BCE não pode tolerar inflação abaixo de 2% por muito tempo, avisa Centeno
Em modo de despedida, o governador do Banco de Portugal defende maior flexibilidade do BCE, advertido que manter inflação aquém dos 2% ameaça mandato de estabilidade de preços.
Numa das suas últimas entrevistas antes de deixar o cargo, Mário Centeno, governador do Banco de Portugal, alertou esta sexta-feira que o Banco Central Europeu (BCE) não pode permitir que a inflação se mantenha persistentemente abaixo da meta de 2%, sob pena de desancoragem das expectativas de preços.
Em entrevista à Bloomberg em Copenhaga, durante a sua participação num encontro informal do Eurogrupo e do ECOFIN, Centeno referiu que as projeções de inflação para 2028 – que serão incluídas nas previsões de dezembro do BCE – “quase certamente” ficarão aquém dos 2%.
“Podemos aceitar inflação abaixo da meta durante alguns trimestres, mas a determinado momento teremos de fazer algo, também para evitar uma desancoragem das expectativas de inflação se esta permanecer demasiado tempo abaixo da meta”, afirmou o governador. “Entregar inflação de forma sustentada abaixo da meta não é o nosso objetivo e não estaria em linha com o nosso mandato.”
Continuo a acreditar que os riscos de inflação estão em baixa porque os riscos para a atividade económica estão em baixa.
Apesar do BCE ter mantido a taxa de depósito nos 2% na semana passada — a segunda vez que optou por não adicionar mais cortes aos oito já realizados no último ano — Centeno mantém uma perspetiva dovish sobre o futuro da política monetária. “Continuo a acreditar que os riscos de inflação estão em baixa porque os riscos para a atividade económica estão em baixa”, explicou. “Estamos confortavelmente sentados numa pilha de riscos. Mas não nos devemos tornar demasiado complacentes”, completou.
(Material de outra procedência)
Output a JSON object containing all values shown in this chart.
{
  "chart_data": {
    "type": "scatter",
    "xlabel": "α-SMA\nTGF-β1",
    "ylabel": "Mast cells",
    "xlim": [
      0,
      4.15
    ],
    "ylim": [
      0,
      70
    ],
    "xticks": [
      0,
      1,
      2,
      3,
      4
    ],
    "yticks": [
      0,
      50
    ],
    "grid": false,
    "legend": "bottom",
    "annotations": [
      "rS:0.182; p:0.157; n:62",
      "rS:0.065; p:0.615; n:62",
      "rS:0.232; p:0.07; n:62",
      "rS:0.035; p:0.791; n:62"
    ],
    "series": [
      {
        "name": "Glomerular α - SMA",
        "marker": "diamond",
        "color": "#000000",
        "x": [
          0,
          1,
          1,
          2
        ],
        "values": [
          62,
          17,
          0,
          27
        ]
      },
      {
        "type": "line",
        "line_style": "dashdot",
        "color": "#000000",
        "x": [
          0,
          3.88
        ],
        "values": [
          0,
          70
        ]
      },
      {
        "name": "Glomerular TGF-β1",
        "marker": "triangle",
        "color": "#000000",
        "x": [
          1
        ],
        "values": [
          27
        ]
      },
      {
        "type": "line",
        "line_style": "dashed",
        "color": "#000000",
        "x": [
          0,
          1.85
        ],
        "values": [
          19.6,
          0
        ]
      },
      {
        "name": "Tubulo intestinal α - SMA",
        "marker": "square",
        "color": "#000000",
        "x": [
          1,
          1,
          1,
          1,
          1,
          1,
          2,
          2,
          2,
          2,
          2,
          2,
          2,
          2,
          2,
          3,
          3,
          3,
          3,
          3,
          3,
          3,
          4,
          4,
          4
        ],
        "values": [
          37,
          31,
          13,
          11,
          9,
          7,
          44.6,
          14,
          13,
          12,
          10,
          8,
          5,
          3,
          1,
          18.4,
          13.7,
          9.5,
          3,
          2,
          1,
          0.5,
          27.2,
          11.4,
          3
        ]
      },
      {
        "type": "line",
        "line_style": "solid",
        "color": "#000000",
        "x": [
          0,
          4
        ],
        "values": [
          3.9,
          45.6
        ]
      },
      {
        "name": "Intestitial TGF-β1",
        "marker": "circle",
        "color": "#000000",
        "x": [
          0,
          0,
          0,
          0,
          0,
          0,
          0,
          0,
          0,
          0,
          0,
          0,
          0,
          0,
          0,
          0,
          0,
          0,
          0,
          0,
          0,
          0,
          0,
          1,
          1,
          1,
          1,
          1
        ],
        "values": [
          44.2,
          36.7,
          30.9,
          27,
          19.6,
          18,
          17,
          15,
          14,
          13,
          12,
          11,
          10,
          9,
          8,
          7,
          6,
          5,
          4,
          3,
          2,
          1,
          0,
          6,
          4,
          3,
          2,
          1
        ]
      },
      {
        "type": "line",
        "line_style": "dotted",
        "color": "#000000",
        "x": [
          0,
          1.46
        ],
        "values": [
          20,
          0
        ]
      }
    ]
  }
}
Mário Centeno destacou ainda que “o crescimento está abaixo do potencial e a inflação em breve cairá abaixo da nossa meta e permanecerá lá durante algum tempo”. Por isso, destaca que ainda acredita que “é mais provável do que não que tenhamos de facilitar ainda mais a política monetária.”
A recente valorização do euro constitui outro argumento para eventuais cortes adicionais nas taxas de juro. “Se o euro continuar a fortalecer-se, acrescentaria riscos de descida à inflação e ao PIB”, alerta Centeno, sublinhando ainda que “uma rápida apreciação do euro a partir do seu valor atual tem o potencial de trazer dificuldades no curto prazo. Nestas circunstâncias, a política deve reagir. É por isso que manter-se ágil é importante.”
Centeno será substituído no topo do Banco de Portugal por Álvaro Santos Pereira, antigo economista-chefe da OCDE. Numa audição de confirmação na quarta-feira, Santos Pereira adotou um tom mais alinhado com Christine Lagarde e descreveu-se como “definitivamente não sendo um dove“, sugerindo uma postura mais restritiva na política monetária.
Esta mudança de liderança ocorre num momento em que Centeno, considerado um dos membros mais dovish do Conselho do BCE, deixa um último aviso sobre os desafios que se aproximam para a estabilidade de preços na Zona Euro.